Abstract

A series of power spectral analyses for a thermal subcritical reactor system driven by a pulsed 14 MeV neutron source was carried out at Kyoto University Critical Assembly (KUCA), to determine the prompt-neutron decay constant of the accelerator-driven system (ADS). The cross-power spectral density between time-sequence signal data of two neutron detectors was composed of a familiar continuous reactor noise component and many delta-function-like peaks at the integral multiple of pulse repetition frequency. The prompt-neutron decay constant inferred from the reactor noise component of the cross-power spectral density was consistent with that obtained by a pulsed neutron experiment. However, the reactor noise component of the auto-power spectral density of each detector was hidden by a white chamber noise in the higher-frequency range and this feature resulted in a considerable underestimation of the decay constant. For several runs with a low pulse-repetition frequency, furthermore, we attempted to infer the decay constant from point data of the delta-function-like peaks.
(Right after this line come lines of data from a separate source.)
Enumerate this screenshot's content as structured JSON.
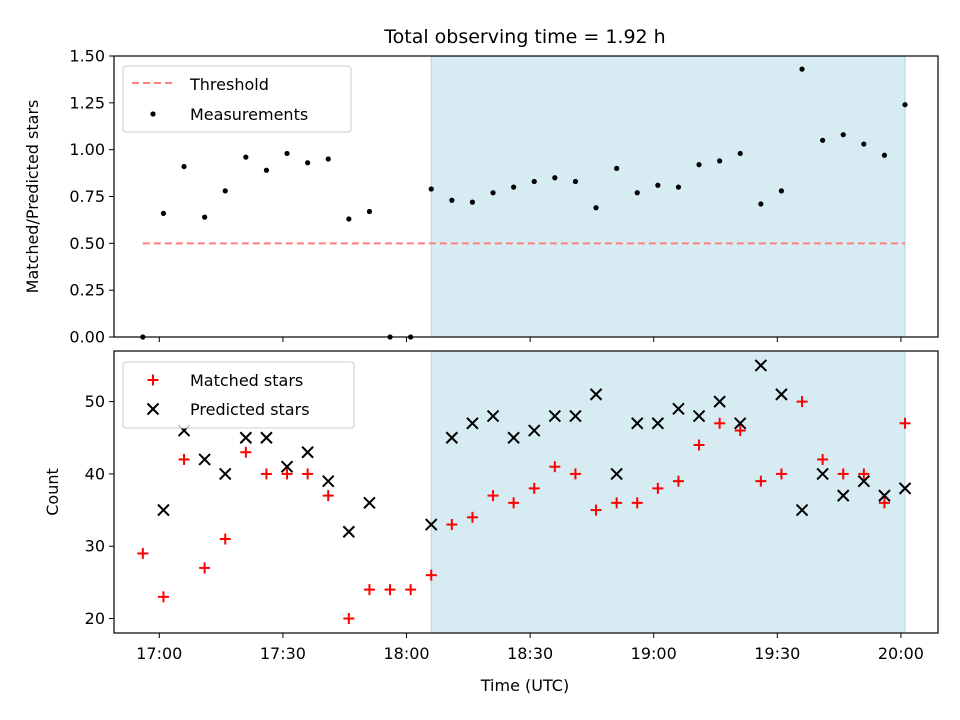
{
  "title": "Total observing time = 1.92 h",
  "colors": {
    "threshold": "#ff7f7f",
    "measurement": "#000000",
    "matched": "#ff0000",
    "predicted": "#000000",
    "span_fill": "#add8e6"
  },
  "chart_data": [
    {
      "type": "scatter",
      "ylabel": "Matched/Predicted stars",
      "ylim": [
        0,
        1.5
      ],
      "yticks": [
        "0.00",
        "0.25",
        "0.50",
        "0.75",
        "1.00",
        "1.25",
        "1.50"
      ],
      "xlim": [
        "16:49",
        "20:09"
      ],
      "highlight_span": [
        "18:06",
        "20:01"
      ],
      "legend": {
        "position": "upper-left",
        "entries": [
          "Threshold",
          "Measurements"
        ]
      },
      "threshold": {
        "name": "Threshold",
        "y": 0.5,
        "x": [
          "16:56",
          "20:01"
        ]
      },
      "series": [
        {
          "name": "Measurements",
          "points": [
            [
              "16:56",
              0.0
            ],
            [
              "17:01",
              0.66
            ],
            [
              "17:06",
              0.91
            ],
            [
              "17:11",
              0.64
            ],
            [
              "17:16",
              0.78
            ],
            [
              "17:21",
              0.96
            ],
            [
              "17:26",
              0.89
            ],
            [
              "17:31",
              0.98
            ],
            [
              "17:36",
              0.93
            ],
            [
              "17:41",
              0.95
            ],
            [
              "17:46",
              0.63
            ],
            [
              "17:51",
              0.67
            ],
            [
              "17:56",
              0.0
            ],
            [
              "18:01",
              0.0
            ],
            [
              "18:06",
              0.79
            ],
            [
              "18:11",
              0.73
            ],
            [
              "18:16",
              0.72
            ],
            [
              "18:21",
              0.77
            ],
            [
              "18:26",
              0.8
            ],
            [
              "18:31",
              0.83
            ],
            [
              "18:36",
              0.85
            ],
            [
              "18:41",
              0.83
            ],
            [
              "18:46",
              0.69
            ],
            [
              "18:51",
              0.9
            ],
            [
              "18:56",
              0.77
            ],
            [
              "19:01",
              0.81
            ],
            [
              "19:06",
              0.8
            ],
            [
              "19:11",
              0.92
            ],
            [
              "19:16",
              0.94
            ],
            [
              "19:21",
              0.98
            ],
            [
              "19:26",
              0.71
            ],
            [
              "19:31",
              0.78
            ],
            [
              "19:36",
              1.43
            ],
            [
              "19:41",
              1.05
            ],
            [
              "19:46",
              1.08
            ],
            [
              "19:51",
              1.03
            ],
            [
              "19:56",
              0.97
            ],
            [
              "20:01",
              1.24
            ]
          ]
        }
      ]
    },
    {
      "type": "scatter",
      "xlabel": "Time (UTC)",
      "ylabel": "Count",
      "ylim": [
        18,
        57
      ],
      "yticks": [
        "20",
        "30",
        "40",
        "50"
      ],
      "xlim": [
        "16:49",
        "20:09"
      ],
      "xticks": [
        "17:00",
        "17:30",
        "18:00",
        "18:30",
        "19:00",
        "19:30",
        "20:00"
      ],
      "highlight_span": [
        "18:06",
        "20:01"
      ],
      "legend": {
        "position": "upper-left",
        "entries": [
          "Matched stars",
          "Predicted stars"
        ]
      },
      "series": [
        {
          "name": "Matched stars",
          "marker": "+",
          "points": [
            [
              "16:56",
              29
            ],
            [
              "17:01",
              23
            ],
            [
              "17:06",
              42
            ],
            [
              "17:11",
              27
            ],
            [
              "17:16",
              31
            ],
            [
              "17:21",
              43
            ],
            [
              "17:26",
              40
            ],
            [
              "17:31",
              40
            ],
            [
              "17:36",
              40
            ],
            [
              "17:41",
              37
            ],
            [
              "17:46",
              20
            ],
            [
              "17:51",
              24
            ],
            [
              "17:56",
              24
            ],
            [
              "18:01",
              24
            ],
            [
              "18:06",
              26
            ],
            [
              "18:11",
              33
            ],
            [
              "18:16",
              34
            ],
            [
              "18:21",
              37
            ],
            [
              "18:26",
              36
            ],
            [
              "18:31",
              38
            ],
            [
              "18:36",
              41
            ],
            [
              "18:41",
              40
            ],
            [
              "18:46",
              35
            ],
            [
              "18:51",
              36
            ],
            [
              "18:56",
              36
            ],
            [
              "19:01",
              38
            ],
            [
              "19:06",
              39
            ],
            [
              "19:11",
              44
            ],
            [
              "19:16",
              47
            ],
            [
              "19:21",
              46
            ],
            [
              "19:26",
              39
            ],
            [
              "19:31",
              40
            ],
            [
              "19:36",
              50
            ],
            [
              "19:41",
              42
            ],
            [
              "19:46",
              40
            ],
            [
              "19:51",
              40
            ],
            [
              "19:56",
              36
            ],
            [
              "20:01",
              47
            ]
          ]
        },
        {
          "name": "Predicted stars",
          "marker": "x",
          "points": [
            [
              "17:01",
              35
            ],
            [
              "17:06",
              46
            ],
            [
              "17:11",
              42
            ],
            [
              "17:16",
              40
            ],
            [
              "17:21",
              45
            ],
            [
              "17:26",
              45
            ],
            [
              "17:31",
              41
            ],
            [
              "17:36",
              43
            ],
            [
              "17:41",
              39
            ],
            [
              "17:46",
              32
            ],
            [
              "17:51",
              36
            ],
            [
              "18:06",
              33
            ],
            [
              "18:11",
              45
            ],
            [
              "18:16",
              47
            ],
            [
              "18:21",
              48
            ],
            [
              "18:26",
              45
            ],
            [
              "18:31",
              46
            ],
            [
              "18:36",
              48
            ],
            [
              "18:41",
              48
            ],
            [
              "18:46",
              51
            ],
            [
              "18:51",
              40
            ],
            [
              "18:56",
              47
            ],
            [
              "19:01",
              47
            ],
            [
              "19:06",
              49
            ],
            [
              "19:11",
              48
            ],
            [
              "19:16",
              50
            ],
            [
              "19:21",
              47
            ],
            [
              "19:26",
              55
            ],
            [
              "19:31",
              51
            ],
            [
              "19:36",
              35
            ],
            [
              "19:41",
              40
            ],
            [
              "19:46",
              37
            ],
            [
              "19:51",
              39
            ],
            [
              "19:56",
              37
            ],
            [
              "20:01",
              38
            ]
          ]
        }
      ]
    }
  ]
}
The analysis for a run under a slightly subcritical state resulted in the consistent decay constant; however, those for other runs under significantly subcritical states underestimated the decay constant. Considering the contribution of a spatially higher mode to the point data, the above underestimation was solved to obtain the consistent decay constant. While the Feynman-α formula for a pulsed neutron source is too complicated to be fitted directly to variance-to-mean ratio data, the present analysis on frequency domain is much simpler and the conventional formula based on the first-order reactor transfer function is available for fitting to power spectral density data.